Die Begegnung mit minderjährigen unbegleiteten Flüchtlingen in Freimann war für den Schauspieler und Regisseur Viktor Schenkel Startpunkt zu seinem "Theater Grenzenlos"

Von Nicole Graner, Freimann

Dieser Ort hat etwas Friedliches. Und etwas, das Bilder im Kopf entstehen lässt. Vom Geborgensein in der Natur vielleicht. Von Begegnungen. Vom ersten Tête-à-Tête eines Liebespaares. Oder von Kindern aus allen Ländern, die Verstecken spielen im Grün. Ohne Worte. Nur mit viel Gelächter. Wer in dieser hölzernen Laube im Garten der Mohr-Villa sitzt, ist gefühlt weit draußen und doch irgendwie mitten drin. Mitten in der Stadt, im Vogelgezwitscher, mitten im Leben.

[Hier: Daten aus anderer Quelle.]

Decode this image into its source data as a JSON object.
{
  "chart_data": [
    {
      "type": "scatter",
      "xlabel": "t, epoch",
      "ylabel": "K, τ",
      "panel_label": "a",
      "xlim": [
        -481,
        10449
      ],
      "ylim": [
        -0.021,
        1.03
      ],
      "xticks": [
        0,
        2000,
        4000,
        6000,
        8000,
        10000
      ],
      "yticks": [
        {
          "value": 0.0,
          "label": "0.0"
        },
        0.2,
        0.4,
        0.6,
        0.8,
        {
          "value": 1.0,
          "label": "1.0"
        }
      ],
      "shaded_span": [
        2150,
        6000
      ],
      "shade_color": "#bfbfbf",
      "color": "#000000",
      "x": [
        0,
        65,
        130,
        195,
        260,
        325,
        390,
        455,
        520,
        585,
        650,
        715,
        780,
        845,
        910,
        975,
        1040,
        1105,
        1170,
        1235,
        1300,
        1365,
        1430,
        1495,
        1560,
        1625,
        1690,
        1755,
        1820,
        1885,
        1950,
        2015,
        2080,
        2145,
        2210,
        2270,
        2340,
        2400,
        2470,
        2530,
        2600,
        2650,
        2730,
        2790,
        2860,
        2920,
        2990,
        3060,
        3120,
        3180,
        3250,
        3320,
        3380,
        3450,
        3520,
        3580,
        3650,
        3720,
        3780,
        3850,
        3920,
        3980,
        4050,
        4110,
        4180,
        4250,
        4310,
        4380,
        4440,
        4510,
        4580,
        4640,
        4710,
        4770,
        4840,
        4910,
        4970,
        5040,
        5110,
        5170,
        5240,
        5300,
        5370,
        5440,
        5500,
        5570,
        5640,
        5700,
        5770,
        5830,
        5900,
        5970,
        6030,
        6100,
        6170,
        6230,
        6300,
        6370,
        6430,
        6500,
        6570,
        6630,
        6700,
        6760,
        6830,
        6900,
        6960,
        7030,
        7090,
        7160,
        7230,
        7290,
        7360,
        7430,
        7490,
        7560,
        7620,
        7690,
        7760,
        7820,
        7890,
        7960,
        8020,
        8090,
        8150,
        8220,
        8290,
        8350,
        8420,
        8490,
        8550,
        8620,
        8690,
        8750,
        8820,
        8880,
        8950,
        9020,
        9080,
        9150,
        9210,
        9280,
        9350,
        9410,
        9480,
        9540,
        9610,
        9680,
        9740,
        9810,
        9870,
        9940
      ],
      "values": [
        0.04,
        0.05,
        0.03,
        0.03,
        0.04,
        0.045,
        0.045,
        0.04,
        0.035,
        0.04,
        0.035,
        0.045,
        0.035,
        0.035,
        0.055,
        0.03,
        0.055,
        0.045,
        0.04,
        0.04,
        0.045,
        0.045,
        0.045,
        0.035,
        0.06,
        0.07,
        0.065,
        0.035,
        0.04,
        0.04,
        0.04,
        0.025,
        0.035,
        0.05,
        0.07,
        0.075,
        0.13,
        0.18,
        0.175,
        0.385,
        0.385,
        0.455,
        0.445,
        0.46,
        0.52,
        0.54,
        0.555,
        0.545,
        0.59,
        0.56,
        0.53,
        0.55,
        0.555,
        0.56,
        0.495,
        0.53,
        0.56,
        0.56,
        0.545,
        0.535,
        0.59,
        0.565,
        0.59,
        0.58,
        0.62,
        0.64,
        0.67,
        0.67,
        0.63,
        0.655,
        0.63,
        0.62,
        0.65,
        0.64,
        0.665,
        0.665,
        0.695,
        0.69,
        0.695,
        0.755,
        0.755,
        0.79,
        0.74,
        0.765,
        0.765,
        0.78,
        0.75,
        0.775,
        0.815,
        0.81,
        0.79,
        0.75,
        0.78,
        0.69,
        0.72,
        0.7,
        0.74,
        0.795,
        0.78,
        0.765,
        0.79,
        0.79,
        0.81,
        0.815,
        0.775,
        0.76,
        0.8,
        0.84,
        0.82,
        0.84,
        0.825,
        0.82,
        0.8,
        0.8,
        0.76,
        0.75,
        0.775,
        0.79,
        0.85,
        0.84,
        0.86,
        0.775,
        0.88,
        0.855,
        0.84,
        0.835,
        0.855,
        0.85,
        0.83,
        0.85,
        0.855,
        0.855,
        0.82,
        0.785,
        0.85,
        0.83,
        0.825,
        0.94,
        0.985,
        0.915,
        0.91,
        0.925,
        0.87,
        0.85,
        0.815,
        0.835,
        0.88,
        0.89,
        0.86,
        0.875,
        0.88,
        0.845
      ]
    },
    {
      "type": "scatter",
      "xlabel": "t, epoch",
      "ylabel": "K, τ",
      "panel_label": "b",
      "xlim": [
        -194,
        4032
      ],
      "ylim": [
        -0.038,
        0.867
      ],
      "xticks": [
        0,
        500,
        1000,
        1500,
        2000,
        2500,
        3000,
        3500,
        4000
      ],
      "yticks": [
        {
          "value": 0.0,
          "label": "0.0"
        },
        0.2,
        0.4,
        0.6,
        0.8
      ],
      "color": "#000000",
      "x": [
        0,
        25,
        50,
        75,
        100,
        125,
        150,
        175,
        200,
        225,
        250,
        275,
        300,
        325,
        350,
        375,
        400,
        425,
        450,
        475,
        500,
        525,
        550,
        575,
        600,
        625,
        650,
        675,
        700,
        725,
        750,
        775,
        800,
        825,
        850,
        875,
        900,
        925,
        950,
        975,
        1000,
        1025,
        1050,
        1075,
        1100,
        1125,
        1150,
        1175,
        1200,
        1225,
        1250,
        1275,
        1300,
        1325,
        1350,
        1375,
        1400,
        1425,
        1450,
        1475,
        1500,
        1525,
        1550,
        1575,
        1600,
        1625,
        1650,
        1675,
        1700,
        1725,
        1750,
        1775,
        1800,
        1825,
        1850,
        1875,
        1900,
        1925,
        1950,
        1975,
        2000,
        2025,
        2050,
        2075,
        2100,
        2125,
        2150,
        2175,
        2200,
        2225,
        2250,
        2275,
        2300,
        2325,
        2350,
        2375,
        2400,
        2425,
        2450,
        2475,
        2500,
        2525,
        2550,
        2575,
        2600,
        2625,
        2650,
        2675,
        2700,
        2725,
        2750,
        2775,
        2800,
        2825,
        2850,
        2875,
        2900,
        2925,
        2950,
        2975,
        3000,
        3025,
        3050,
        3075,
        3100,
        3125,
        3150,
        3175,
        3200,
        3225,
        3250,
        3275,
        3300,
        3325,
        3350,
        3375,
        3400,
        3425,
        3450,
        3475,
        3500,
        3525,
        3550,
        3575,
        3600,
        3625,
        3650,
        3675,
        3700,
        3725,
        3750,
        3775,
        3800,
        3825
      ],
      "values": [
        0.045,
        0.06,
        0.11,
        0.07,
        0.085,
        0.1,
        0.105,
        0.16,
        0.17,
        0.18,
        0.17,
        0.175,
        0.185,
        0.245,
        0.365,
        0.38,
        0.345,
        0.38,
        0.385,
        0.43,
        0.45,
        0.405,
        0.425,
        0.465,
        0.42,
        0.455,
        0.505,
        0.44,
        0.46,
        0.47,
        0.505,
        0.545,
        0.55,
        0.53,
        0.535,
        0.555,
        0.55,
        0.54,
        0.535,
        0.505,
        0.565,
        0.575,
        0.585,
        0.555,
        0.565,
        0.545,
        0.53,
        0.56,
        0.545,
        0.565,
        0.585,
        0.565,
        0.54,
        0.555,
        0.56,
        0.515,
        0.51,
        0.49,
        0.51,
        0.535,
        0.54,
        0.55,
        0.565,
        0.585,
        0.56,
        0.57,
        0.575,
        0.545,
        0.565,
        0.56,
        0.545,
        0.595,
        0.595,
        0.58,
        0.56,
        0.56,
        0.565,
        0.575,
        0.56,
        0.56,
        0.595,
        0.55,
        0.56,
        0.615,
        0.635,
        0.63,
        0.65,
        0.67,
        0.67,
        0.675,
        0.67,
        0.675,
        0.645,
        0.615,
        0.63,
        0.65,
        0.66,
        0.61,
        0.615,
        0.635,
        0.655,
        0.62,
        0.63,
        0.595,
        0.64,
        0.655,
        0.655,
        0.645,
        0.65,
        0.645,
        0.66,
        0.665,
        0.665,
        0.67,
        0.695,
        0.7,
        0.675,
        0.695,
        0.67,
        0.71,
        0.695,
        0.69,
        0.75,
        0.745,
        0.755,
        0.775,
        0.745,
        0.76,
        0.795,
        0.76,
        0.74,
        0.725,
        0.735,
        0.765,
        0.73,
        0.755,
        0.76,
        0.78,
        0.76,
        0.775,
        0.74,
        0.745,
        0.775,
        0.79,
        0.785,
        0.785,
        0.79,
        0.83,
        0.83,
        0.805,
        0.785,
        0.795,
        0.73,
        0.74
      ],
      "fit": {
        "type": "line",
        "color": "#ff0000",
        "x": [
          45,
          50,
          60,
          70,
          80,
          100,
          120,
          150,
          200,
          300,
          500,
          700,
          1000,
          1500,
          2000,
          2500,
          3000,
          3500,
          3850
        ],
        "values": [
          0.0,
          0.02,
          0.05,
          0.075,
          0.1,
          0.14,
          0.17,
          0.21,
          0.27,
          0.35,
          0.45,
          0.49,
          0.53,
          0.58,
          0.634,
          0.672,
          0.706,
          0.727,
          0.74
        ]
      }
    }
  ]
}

Dass Viktor Schenkel hier oft Musen trifft, ist gut vorstellbar. "Hier schreib' ich", sagt der 67-Jährige, dessen buschige Augenbrauen sich bei jedem Satz scheinbar immer mehr aus dem Gesicht bewegen, "hier finde ich die Ruhe, aus meinen Ideen Stücke werden zu lassen." Stücke für das "Theater Grenzenlos". An diesem Tag sitzt er auf einem Klappstuhl, ohne Tisch, ohne Laptop. Die Sonne strahlt ihm ins Gesicht. Der Schauspieler, Regisseur, Grafiker und Clown beginnt zu erzählen - Geschichten in Geschichten - wie alles gekommen ist. Was das große Flüchtlingsdrama 2015 in ihm ausgelöst hat, was auf einmal passierte. Irgendwie fast passieren musste.

Preise hat das Theater schon bekommen, aber Regisseur Viktor Schenkel will mehr - dass sich alles weiterentwickelt, dass Integration nicht nur ein Wort bleibt, sondern im Alltag Wahrheit wird.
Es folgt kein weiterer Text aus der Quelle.